• Os drones do CV
Criminosos usaram drones para lançar bombas contra policiais durante a megaoperação realizada nesta terça-feira (28) nos Complexos da Penha e do Alemão, na Zona Norte do Rio de Janeiro, contra o Comando Vermelho.
Como o crime conseguiu avançar tanto? A resposta está no próprio Estado do Rio.
Rian Maurício Tavares Mota, cabo da Marinha, foi preso dentro do quartel da Força de Superfície, em Niterói (RJ), acusado de colaborar com o Comando Vermelho.
Segundo a investigação, o militar usava o próprio conhecimento técnico para ajudar a facção a adaptar drones para transportar e lançar granadas em confrontos com grupos rivais.

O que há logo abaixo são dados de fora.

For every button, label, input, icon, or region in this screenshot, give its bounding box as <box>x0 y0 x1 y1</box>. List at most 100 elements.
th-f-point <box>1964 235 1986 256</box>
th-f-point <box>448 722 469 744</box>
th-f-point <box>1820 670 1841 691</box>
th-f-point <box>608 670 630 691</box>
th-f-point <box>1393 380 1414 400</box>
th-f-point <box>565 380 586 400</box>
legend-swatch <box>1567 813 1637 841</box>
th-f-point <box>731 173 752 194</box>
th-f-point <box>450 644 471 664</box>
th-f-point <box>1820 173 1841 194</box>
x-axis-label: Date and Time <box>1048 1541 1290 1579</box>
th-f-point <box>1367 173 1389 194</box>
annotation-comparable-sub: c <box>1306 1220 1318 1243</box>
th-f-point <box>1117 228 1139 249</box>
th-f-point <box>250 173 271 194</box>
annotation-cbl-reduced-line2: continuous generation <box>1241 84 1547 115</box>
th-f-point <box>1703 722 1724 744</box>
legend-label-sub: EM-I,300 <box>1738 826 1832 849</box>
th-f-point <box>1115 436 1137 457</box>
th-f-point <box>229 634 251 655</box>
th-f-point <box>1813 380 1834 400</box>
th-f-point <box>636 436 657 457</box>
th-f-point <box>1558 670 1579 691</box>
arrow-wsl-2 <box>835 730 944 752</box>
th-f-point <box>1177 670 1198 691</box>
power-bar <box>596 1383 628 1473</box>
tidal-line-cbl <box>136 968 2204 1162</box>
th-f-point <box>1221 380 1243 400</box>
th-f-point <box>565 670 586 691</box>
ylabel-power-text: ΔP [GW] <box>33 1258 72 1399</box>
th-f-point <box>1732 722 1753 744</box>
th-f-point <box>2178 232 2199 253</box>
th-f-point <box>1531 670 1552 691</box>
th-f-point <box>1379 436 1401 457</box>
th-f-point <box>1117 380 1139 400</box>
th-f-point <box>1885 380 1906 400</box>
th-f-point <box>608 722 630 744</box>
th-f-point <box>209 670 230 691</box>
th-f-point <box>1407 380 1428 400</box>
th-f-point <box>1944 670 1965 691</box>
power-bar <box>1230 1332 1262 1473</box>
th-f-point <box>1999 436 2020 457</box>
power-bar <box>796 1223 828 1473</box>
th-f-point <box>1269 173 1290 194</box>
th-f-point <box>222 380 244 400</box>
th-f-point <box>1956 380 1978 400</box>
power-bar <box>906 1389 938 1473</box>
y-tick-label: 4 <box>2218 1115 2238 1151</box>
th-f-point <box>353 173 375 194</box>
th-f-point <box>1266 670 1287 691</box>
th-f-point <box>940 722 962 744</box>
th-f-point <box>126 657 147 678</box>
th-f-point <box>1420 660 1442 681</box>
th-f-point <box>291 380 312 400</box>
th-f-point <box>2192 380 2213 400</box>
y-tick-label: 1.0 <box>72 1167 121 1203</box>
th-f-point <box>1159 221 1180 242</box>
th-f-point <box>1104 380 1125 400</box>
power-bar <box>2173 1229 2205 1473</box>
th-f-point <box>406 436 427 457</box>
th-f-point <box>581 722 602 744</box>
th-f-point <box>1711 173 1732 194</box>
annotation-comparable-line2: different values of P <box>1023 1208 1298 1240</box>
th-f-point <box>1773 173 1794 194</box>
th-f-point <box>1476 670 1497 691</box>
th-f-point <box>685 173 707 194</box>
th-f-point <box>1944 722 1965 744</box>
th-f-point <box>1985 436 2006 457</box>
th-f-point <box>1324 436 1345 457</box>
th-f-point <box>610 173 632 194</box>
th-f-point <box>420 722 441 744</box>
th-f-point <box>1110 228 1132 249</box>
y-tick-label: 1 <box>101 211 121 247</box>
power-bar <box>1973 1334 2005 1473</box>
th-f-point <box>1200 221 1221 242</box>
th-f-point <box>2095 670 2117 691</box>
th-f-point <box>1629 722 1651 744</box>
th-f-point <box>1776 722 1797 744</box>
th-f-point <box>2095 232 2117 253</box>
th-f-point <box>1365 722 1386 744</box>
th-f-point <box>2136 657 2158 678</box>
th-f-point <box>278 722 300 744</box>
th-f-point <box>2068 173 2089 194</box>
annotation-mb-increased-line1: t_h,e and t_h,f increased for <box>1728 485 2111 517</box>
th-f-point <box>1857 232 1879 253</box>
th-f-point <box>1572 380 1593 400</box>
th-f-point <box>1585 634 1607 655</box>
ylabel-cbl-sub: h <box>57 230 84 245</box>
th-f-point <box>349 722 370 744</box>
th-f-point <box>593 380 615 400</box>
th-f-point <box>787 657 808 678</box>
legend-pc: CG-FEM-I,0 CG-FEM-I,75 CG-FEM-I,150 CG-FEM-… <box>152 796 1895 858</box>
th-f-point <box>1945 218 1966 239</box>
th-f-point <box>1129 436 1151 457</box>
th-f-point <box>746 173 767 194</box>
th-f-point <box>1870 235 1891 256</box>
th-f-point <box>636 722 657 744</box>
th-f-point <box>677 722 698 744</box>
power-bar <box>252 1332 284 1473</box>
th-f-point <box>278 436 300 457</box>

• Conversa com chefes do CV
Mensagens interceptadas pela polícia revelam diálogos entre o cabo e Edgar Alves de Andrade, conhecido como Doca, apontado como um dos líderes do Comando Vermelho.
Em uma das conversas, Rian comenta sobre a compra de dispositivos para acoplar explosivos aos drones. Doca responde: “Demorou. Só vê a granada que nós coloca. Já é, vamos fazer o teste”.
• Planejamento e ataques
As investigações apontam que o militar auxiliava no monitoramento aéreo de inimigos e no comando de ataques com granadas em comunidades dominadas pelo CV. O equipamento era usado para localizar milicianos e traficantes rivais.
• Formação e especialização
Rian passou por curso de mergulhadores da Marinha, um dos mais rigorosos da corporação, e recentemente se matriculou em um curso de tiros de longa distância.
A investigação indica que o conhecimento adquirido foi repassado à facção criminosa, mostrando o envolvimento de profissionais treinados do Estado em atividades do crime organizado.